2/15/19.  Today, I distributed an email to city managers and utility directors announcing the availability of State of North Carolina grant funds that can be used to purchase electric vehicle charging stations and electric vehicles.  Electric vehicles are a promising frontier for electric utilities.  Public power communities have an opportunity to promote them by installing the infrastructure that will enable electric vehicle owners to charge their vehicles away from home.

2/19/19.  Concord, N.C.

Today, I visited the Cannon School in Concord, N.C. to teach our E-Tracker program to Ms. Mattson’s Advanced Placement Environmental Science class.  E-Tracker is designed to help high school students understand the relationship between the weather and their daily electricity use at home.  To make this happen, we get them to apply the scientific method where they hypothesize what will happen, collect data by reading their home electric meters and recording high and low temperatures every day for a month, analyze the data using spreadsheet analytics including linear regression, and draw conclusions.  The students also measure the electric use of at least five home appliances with a “Kill-A-Watt” meter, which we loan to them.  E-Tracker actively engages students and they feel a sense of ownership in the data, and it is affirming to see them grasp the concepts we are trying to teach.

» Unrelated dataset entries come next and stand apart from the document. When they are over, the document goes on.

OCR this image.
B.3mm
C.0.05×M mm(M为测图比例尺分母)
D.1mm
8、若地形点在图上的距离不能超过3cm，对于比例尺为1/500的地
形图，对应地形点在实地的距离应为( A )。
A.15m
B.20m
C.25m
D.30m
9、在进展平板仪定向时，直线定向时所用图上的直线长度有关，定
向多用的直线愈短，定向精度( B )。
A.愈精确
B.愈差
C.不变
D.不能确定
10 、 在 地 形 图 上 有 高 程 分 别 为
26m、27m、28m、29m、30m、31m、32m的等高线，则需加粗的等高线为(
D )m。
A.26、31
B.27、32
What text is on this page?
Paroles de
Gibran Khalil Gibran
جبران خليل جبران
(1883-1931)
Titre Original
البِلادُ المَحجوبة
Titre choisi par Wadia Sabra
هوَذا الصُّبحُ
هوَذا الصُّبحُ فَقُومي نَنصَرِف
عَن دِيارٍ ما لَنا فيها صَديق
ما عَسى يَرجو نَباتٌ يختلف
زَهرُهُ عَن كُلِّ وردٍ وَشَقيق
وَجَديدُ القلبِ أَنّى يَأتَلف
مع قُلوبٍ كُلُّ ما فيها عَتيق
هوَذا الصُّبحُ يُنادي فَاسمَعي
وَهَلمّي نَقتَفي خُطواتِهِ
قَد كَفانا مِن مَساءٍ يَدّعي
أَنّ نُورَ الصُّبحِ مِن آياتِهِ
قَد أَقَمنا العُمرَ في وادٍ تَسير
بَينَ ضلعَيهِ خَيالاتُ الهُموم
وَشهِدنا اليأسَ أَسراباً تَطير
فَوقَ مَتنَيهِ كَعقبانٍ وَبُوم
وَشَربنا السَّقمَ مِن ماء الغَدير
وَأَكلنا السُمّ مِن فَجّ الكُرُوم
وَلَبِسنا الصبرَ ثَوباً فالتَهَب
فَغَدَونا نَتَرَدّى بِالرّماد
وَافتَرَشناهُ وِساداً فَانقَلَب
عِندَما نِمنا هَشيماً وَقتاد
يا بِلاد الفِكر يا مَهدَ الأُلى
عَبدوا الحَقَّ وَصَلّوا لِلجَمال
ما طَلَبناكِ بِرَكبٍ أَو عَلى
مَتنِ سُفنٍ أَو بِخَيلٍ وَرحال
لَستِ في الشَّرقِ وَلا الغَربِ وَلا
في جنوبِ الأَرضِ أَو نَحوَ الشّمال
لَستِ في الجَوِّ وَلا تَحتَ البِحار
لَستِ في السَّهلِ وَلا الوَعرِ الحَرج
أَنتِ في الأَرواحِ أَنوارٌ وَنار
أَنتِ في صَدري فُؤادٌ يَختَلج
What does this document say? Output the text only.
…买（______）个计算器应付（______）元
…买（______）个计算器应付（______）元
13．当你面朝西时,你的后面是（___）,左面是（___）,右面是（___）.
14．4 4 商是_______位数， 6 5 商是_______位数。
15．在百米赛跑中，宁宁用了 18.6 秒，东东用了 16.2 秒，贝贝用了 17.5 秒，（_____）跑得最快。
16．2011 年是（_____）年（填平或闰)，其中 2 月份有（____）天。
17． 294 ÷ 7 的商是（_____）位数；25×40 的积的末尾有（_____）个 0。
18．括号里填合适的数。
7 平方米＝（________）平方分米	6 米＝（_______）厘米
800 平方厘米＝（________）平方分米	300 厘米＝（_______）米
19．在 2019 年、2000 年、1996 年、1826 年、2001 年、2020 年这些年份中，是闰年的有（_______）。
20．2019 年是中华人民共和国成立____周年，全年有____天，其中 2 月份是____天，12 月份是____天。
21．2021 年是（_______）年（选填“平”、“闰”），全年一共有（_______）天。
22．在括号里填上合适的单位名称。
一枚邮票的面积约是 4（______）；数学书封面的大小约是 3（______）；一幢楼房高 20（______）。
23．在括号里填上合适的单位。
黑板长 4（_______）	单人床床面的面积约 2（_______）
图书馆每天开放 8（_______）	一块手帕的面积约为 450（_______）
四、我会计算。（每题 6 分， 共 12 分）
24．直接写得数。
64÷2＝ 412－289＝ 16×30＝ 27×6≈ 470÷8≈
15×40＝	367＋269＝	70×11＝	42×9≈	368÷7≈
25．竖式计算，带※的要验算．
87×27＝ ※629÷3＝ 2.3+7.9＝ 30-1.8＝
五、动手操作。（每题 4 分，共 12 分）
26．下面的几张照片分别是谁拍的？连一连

Each workday ends much like it begins — with my welcome committee of Anni and Owen who greet me with wags and licks and barks once I’m inside the front door.  Now, like in the morning, they know my arrival marks another walk followed by dinner.  Once we return from our walk, it’s feeding time again, followed by medicine for Owen, who has been on antibiotics for a bacterial infection for several months.  Then I prepare dinner for the family, and we sit, eat, and talk about the highs and lows of our respective days.

After clearing the dishes and kitchen cleanup, there will be time for the latest binge watch on Netflix before sleep takes me over, assuredly before the end of whatever episode my wife Joy and I are watching.  I’m awakened with a gentle nudge from Joy, as it is time to take the dogs out one last time. It’s something they probably don’t need to do, but a routine we started with them as puppies and one we continued to do because they/I don’t know life any other way.  When we return, they head to their dog beds and it’s time to brush our teeth and get ready for bed.  On the way back to the bed, I pet the dogs one last time and then head under the covers for the privilege to do it all over again.